Certains devinrent de grands noms dans le monde des arts. L’exemple parfait pour illustrer cela était Matsuo Bashō, 1644-1694, l’un des plus grands compositeurs d’haikus de l’histoire du Japon. Il était le fils de Matsuo Yozaemon, qui appartenait à une ancienne famille de samouraïs. Jeune homme, Bashō commença par servir l’aîné du clan Todo mais son talent littéraire lui permit de prendre de la distance avec le champ de bataille. Dans le royaume de la peinture, Watanabe Kazan, 1793-1841, dont la famille était loyale au daimyo Tahara, combinait le style de peinture traditionnel japonais ukiyo-e avec le réalisme européen et les talents d’ombre (namban). L’artiste Kawanabe Kyōsai, 1831-1889, était presque aussi révolutionnaire dans sa technique et est aujourd’hui considéré comme l’un des pères du manga.
OFFICIELS ET BUREAUCRATES
Parmi les samouraïs, on en retrouve qui accédèrent à des positions de pouvoir au sein des cours des shoguns de Tokugawa, pas en tant que guerriers, mais endossant le rôle de ministres et de bureaucrates. Ce fut le cas de Kira Yoshinaka, qui vécut de 1641 à 1703 et devint un kōke, un maître de cérémonies qui organisait des événements importants. Le daimyo Asano Naganori agressa Kira durant une dispute et fut ensuite condamné à mort par seppuku, aussi connu sous le nom de hara-kiri, en guise de punition. En découla la tristement célèbre vendetta des quarante-sept samouraïs. Après le suicide d’Asano, les samouraïs qui étaient à son service se convertirent en rōnin et patientèrent plus d’une année jusqu’au meilleur moment pour assassiner Kira et ainsi venger leur maître.

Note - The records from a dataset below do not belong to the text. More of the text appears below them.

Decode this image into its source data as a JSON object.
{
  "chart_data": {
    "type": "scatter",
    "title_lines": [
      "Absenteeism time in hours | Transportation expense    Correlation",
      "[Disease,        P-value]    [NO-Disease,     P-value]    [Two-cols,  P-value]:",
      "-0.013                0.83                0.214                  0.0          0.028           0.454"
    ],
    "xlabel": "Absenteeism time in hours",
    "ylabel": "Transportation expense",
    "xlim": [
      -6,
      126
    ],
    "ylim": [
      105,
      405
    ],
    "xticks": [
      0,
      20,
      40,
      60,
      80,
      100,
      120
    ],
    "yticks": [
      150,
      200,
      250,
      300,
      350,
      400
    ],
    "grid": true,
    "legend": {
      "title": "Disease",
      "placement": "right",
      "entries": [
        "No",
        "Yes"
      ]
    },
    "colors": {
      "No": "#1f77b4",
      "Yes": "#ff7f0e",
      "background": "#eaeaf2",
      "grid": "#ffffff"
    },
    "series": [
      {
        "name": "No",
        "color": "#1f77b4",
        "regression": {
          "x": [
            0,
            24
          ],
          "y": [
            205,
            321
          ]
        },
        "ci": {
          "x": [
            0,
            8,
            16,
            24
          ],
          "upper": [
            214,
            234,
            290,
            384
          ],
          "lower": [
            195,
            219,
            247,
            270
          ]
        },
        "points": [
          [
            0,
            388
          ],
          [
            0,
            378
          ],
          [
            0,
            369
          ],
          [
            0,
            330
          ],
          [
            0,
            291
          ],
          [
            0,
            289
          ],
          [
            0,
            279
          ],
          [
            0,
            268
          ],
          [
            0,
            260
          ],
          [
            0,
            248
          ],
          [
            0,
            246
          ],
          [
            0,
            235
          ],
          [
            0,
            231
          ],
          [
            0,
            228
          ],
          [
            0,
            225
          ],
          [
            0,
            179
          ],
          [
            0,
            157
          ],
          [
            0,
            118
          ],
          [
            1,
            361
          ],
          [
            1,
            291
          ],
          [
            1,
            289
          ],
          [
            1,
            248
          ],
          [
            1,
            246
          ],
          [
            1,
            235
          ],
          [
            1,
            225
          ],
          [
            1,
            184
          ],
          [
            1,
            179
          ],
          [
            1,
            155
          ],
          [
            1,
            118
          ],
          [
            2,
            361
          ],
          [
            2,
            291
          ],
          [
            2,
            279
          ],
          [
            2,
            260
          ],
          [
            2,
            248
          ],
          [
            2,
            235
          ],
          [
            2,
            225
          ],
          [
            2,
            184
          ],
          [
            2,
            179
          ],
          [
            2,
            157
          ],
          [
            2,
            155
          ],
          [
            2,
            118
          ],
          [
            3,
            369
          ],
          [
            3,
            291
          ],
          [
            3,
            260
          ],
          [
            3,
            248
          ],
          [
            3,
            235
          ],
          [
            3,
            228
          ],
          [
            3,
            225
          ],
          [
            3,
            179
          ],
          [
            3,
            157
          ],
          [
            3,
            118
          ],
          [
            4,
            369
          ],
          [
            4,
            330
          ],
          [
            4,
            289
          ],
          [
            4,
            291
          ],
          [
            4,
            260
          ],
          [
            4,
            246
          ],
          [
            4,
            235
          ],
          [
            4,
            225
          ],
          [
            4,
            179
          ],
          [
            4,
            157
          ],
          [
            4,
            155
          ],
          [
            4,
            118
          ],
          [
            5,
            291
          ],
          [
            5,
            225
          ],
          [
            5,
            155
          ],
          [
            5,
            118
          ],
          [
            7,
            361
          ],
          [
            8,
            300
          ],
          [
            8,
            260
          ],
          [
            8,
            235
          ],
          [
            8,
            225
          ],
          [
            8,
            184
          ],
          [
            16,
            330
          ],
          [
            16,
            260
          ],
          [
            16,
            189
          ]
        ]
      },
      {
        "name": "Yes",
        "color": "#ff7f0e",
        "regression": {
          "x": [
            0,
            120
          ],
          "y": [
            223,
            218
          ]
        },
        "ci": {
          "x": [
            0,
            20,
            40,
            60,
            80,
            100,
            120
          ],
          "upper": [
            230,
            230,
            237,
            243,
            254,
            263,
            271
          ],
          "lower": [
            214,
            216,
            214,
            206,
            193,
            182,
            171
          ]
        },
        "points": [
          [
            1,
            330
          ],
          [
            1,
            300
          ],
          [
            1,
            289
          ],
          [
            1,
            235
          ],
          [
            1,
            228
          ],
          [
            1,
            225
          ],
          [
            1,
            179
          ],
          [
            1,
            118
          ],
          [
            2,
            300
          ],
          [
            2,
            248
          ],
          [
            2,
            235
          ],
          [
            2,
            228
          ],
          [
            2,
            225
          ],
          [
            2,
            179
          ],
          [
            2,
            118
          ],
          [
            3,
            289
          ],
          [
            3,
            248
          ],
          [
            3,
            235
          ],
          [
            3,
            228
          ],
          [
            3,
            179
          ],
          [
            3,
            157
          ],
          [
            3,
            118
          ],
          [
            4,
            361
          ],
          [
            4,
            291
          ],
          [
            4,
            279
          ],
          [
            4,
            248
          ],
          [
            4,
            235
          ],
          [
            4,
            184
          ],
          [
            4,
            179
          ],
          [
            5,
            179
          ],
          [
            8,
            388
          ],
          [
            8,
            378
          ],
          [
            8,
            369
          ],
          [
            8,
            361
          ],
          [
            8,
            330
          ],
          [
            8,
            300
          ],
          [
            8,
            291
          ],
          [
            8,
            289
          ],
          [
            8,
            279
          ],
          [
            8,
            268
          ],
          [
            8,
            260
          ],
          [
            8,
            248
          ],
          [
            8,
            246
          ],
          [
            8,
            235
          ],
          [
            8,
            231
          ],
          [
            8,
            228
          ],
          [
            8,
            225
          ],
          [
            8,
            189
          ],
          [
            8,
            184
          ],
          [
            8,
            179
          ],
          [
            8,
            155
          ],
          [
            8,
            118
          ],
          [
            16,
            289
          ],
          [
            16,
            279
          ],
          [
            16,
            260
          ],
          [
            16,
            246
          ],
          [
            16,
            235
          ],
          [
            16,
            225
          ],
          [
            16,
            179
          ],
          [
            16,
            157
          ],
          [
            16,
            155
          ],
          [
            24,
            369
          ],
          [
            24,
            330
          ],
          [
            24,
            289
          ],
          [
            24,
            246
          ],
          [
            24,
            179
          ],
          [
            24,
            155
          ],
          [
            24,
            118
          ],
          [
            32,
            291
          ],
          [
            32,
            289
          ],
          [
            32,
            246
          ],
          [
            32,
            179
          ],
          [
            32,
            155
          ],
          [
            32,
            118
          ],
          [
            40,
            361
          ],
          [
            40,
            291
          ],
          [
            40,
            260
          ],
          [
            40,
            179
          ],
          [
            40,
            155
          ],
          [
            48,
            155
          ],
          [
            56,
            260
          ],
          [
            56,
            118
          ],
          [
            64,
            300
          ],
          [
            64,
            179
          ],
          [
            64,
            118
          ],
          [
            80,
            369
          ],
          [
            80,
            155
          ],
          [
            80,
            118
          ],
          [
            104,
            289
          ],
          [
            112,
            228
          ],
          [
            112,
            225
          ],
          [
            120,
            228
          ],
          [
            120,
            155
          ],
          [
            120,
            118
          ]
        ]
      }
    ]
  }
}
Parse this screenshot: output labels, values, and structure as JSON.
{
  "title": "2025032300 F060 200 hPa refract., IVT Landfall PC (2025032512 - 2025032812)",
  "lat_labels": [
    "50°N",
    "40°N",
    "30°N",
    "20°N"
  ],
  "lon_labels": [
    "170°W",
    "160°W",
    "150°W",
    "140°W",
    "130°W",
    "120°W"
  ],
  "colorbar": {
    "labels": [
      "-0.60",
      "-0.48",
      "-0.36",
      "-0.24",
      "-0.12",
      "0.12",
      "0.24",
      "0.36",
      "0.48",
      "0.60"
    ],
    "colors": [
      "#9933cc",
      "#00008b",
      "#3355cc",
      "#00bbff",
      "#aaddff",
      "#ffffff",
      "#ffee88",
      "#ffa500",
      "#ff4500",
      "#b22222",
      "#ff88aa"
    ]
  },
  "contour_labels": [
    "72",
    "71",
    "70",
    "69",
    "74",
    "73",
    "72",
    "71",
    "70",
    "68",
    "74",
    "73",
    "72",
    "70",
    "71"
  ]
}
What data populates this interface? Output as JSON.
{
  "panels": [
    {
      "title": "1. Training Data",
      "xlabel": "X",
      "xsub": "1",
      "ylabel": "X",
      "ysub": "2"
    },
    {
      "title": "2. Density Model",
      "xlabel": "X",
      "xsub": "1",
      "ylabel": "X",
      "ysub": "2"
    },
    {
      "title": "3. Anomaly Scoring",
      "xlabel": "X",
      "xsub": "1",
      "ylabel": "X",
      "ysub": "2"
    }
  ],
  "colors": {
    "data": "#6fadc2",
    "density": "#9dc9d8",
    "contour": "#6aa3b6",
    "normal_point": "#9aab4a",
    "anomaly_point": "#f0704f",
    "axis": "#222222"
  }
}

Ils furent par la suite condamnés à se donner le hara-kiri.
Aussi paradoxal que cela puisse paraître, le triomphe du samouraï le plus important de l’histoire du Japon, le shogun Tokugawa Ieyasu, marqua le début de la fin de sa propre caste. Le code bushi a perdu en grande partie de sa signification première tandis qu’émergeait une image idéalisée des samouraïs, qui décrivait un phénomène qui n’avait jamais existé. Au cours du 19e siècle, alors que le Japon voyait son intégrité menacée par les Anglais, les Russes et les Américains, une tentative de raviver l’ancienne idéologie puriste du guerrier eut lieu, pour la mêler à l’un des nationalismes au service de l’empereur. Aujourd’hui, il reste un semblant de l’essence des samouraïs au Japon, que ce soit dans la tradition militaire, l’activité des yakuzas ou profondément ancrée dans la sensibilité artistique et disciplinaire.
LA NOSTALGIE DES ANCIENNES VALEURS SAMOURAÏS

Portrait d’un samouraï par Felice Beato, 1864.
Le Hagakure est une compilation du 18e siècle des réflexions de Yamamoto Tsunetomo, un officiel samouraï haut-gradé. Cette collection, plus tard traduite en français, est une sorte de guide et de code éthique des samouraïs à une époque où les valeurs guerrières ne semblaient plus être aussi pertinentes. Yamamoto avait poursuivi une carrière d’érudit, de guerrier et de libraire. Il devint un prêtre bouddhiste et se retira dans les bois où il écrivit ses pensées qui furent plus tard compilées dans cette œuvre. En hommage à son environnement boisé, Hagakure est tantôt traduit par « à l’ombre des feuilles » ou bien « les feuilles tombées ». Cet ouvrage renvoie à une époque dont les contemporains de Yamamoto étaient nostalgiques, un temps où les samouraïs étaient de véritables guerriers prêts à sacrifier leur vie à n’importe quel moment. Il écrit longuement sur la façon d’aborder la mort, de montrer sa dévotion à son maître et rester calme dans l’adversité. Son œuvre originale se veut également critique des jeunes samouraïs qui ont délaissé les usages anciens. L’emphase est mise sur la dévotion et la bravoure, ce qui suit les idéaux des premiers bushis, bien loin des samouraïs modernes dont le rôle ne demandait pas de discipline.
Cet article a initialement paru sur le site nationalgeographic.com en langue anglaise.